Veteran sales executives part ways with Movement

Three veteran sales executives at Movement Mortgage have parted ways with the South Carolina-based lender to join the competitor Summit Funding, sources told HousingWire. 

Deran Pennington, who spent the last 15 years at Movement and until June 2023 held a national sales director position, is joining Summit as a divisional leader in Charlotte.

Pennington’s departure comes a few months after Brady Yeager, a mortgage executive with over 21 years in finance and mortgage lending roles, joined Movement as national sales director. 

Pennington’s exit follows that of Matt Schoolfield, who was Movement’s leader of the South and Central division, and Chris Shelton, the lender’s leader of the Eastern U.S division, to Summit.

Schoolfield and Shelton joined Movement in 2012, were promoted as divisional leaders in February 2021, and landed at Summit in July. Another national sales director, Ignacio Metcalf, left Movement last year and joined Princeton Mortgage as its national sales director in May.  

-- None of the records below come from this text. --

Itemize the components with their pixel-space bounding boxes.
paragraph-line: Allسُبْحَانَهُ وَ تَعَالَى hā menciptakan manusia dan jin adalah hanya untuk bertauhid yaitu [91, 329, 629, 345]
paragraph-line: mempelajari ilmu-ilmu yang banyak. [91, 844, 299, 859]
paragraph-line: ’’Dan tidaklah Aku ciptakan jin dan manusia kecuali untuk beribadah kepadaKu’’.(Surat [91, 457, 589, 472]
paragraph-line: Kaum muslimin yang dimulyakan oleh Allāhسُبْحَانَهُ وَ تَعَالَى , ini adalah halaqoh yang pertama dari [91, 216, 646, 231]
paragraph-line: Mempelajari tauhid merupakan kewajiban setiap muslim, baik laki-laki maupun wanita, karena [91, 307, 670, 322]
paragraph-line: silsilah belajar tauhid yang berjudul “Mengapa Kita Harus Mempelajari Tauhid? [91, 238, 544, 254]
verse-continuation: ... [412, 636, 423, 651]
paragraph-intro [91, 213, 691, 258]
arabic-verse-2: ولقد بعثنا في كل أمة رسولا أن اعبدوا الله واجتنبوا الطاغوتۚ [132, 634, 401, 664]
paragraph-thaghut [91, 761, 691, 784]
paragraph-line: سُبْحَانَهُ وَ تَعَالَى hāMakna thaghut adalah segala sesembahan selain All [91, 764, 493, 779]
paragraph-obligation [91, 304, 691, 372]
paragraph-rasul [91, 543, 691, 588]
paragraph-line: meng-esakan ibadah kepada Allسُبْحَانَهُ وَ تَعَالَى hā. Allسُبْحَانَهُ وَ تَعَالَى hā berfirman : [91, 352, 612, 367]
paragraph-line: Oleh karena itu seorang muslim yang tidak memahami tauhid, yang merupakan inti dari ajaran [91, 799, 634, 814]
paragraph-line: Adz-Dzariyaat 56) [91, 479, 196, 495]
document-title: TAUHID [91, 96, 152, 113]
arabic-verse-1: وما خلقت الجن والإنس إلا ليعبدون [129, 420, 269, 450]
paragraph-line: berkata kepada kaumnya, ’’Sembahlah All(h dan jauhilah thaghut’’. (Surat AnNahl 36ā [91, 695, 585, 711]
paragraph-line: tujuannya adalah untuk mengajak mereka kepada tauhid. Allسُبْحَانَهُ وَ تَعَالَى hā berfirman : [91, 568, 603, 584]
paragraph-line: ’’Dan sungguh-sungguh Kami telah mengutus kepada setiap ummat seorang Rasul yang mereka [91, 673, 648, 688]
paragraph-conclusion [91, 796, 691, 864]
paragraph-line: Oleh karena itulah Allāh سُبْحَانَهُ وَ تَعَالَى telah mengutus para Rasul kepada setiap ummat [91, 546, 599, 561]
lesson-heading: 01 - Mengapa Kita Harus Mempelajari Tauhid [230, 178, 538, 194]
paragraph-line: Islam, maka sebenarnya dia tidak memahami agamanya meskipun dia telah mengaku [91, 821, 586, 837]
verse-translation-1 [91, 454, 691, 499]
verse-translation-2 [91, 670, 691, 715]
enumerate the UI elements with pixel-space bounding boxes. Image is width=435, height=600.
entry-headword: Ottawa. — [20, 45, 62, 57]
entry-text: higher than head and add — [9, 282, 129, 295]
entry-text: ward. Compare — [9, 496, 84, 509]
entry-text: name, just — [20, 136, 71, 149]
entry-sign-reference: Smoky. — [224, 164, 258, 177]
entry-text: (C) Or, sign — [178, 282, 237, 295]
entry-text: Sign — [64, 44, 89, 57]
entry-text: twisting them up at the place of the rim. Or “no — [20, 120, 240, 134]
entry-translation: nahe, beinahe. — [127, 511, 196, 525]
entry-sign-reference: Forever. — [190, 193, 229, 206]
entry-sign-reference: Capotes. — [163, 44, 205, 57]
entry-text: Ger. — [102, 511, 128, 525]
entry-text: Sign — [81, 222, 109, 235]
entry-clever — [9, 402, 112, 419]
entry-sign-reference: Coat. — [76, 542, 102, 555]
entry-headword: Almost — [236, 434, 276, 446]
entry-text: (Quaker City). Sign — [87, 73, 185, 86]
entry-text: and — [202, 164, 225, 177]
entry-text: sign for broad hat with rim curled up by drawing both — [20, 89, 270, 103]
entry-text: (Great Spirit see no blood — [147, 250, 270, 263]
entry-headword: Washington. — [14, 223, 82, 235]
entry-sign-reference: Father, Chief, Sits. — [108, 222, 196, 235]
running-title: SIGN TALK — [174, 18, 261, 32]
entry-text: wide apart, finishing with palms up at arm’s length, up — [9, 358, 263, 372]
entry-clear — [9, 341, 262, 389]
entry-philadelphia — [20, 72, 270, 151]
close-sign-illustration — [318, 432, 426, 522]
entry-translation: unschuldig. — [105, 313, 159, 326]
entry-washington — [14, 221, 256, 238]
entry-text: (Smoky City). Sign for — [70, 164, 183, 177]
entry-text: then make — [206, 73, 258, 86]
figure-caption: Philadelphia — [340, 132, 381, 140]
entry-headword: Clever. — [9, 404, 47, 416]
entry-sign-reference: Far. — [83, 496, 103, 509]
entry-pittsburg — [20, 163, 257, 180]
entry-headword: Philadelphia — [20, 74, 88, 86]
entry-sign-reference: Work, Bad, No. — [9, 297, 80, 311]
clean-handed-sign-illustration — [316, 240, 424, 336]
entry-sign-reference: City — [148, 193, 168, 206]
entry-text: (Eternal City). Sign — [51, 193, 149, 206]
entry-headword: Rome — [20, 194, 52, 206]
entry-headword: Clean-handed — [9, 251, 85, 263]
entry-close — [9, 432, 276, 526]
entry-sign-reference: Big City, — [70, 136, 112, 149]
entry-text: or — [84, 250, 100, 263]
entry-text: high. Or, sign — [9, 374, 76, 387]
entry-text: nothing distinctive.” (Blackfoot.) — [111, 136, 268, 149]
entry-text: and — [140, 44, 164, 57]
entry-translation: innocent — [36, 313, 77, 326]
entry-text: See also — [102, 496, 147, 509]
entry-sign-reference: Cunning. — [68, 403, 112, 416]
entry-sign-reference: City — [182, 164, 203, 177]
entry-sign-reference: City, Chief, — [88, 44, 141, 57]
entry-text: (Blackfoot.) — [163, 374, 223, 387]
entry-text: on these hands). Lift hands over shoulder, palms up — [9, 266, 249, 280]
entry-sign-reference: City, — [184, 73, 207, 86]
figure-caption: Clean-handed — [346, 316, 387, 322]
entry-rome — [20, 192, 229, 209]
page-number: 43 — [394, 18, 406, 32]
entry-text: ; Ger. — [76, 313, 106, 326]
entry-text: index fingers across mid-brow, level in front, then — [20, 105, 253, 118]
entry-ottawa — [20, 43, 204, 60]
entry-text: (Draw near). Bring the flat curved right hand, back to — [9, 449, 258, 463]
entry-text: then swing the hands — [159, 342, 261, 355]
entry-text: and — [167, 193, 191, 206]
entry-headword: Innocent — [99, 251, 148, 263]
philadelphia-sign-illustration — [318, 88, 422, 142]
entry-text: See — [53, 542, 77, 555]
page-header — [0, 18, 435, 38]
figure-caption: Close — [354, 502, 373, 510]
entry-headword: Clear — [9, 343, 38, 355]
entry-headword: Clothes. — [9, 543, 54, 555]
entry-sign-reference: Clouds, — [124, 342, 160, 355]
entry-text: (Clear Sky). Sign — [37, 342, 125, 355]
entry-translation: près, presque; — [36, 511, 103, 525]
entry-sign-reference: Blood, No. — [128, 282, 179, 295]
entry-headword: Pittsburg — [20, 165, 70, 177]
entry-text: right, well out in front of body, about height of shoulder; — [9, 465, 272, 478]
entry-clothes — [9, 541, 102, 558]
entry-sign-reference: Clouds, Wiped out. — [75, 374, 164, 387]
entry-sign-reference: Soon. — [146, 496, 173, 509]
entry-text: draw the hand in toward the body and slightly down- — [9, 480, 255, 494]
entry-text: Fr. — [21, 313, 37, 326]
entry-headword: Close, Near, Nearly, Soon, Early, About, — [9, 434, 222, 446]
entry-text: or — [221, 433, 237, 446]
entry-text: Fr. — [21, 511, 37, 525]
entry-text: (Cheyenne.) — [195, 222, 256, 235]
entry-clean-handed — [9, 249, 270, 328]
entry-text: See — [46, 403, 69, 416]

A spokesperson for Movement declined to comment, as did Shelton. Schoolfield, Pennington and a spokesperson for Summit did not respond to HousingWire’s requests for comments. 

Movement, which focuses on the distributed retail channel, was the 15th largest U.S. mortgage lender in the first quarter of 2023, per Inside Mortgage Finance (IMF) estimates. The company originated $4.1 billion from January to March, down 39.4% compared to the same period last year but up 4.7% quarter over quarter.  

According to IMF data, California-based Summit is a far smaller player, originating $465 million in the first quarter of 2023, down 56% year over year and 14% quarter over quarter.

HousingWire reported that the Sacramento-based lender instituted a round of layoffs in late November 2022, affecting 72 employees, per a document filed with the state’s Employment Development Department

Sources said the changes at Movement come after a shakeup to the sales team’s leadership. 

In August 2022, Movement hired two executives away from rival Fairway Independent Mortgage to boost the growth and development of its distributed retail sales team. The company named 34-year veteran Sarah Middleton to the new position of chief growth officer to attract, onboard and develop sales leaders. Meanwhile, Kevin McGovern was named the director of coaching, responsible for creating a coaching platform. 

The departure of top sales executives also happened amid job cuts due to a shrinking mortgage market. 

Movement, which has more than 4,000 employees across the country, imposed a round of layoffs last week on corporate positions, highly affecting the marketing department. In total, the lender cut 50 employees, according to anonymous sources. 

Steve Rutter, who joined Movement in 2021 and was creative director, posted on LinkedIn, “This wasn’t one of those layoffs like public companies do, throwing thousands of rank-and-file workers overboard to impress stock analysts or to protect the CEO’s 8-figure bonus. Movement is privately held. They absorbed as much as they could before having to resort to a big layoff.” 

Recently, in late June, Movement announced it had agreed to pay $23.75 million to settle allegations that it improperly originated and underwrote mortgages insured by the Federal Housing Administration (FHA) and Department of Veterans Affairs (VA) programs. 

In a statement, the lender said, “The relevant loans, some dating back 15 years, make up less than a half percent of our total federal loans originated during this time frame. We believe we have addressed these problems and agreed to the settlement so we can move on and continue to focus on our mission.”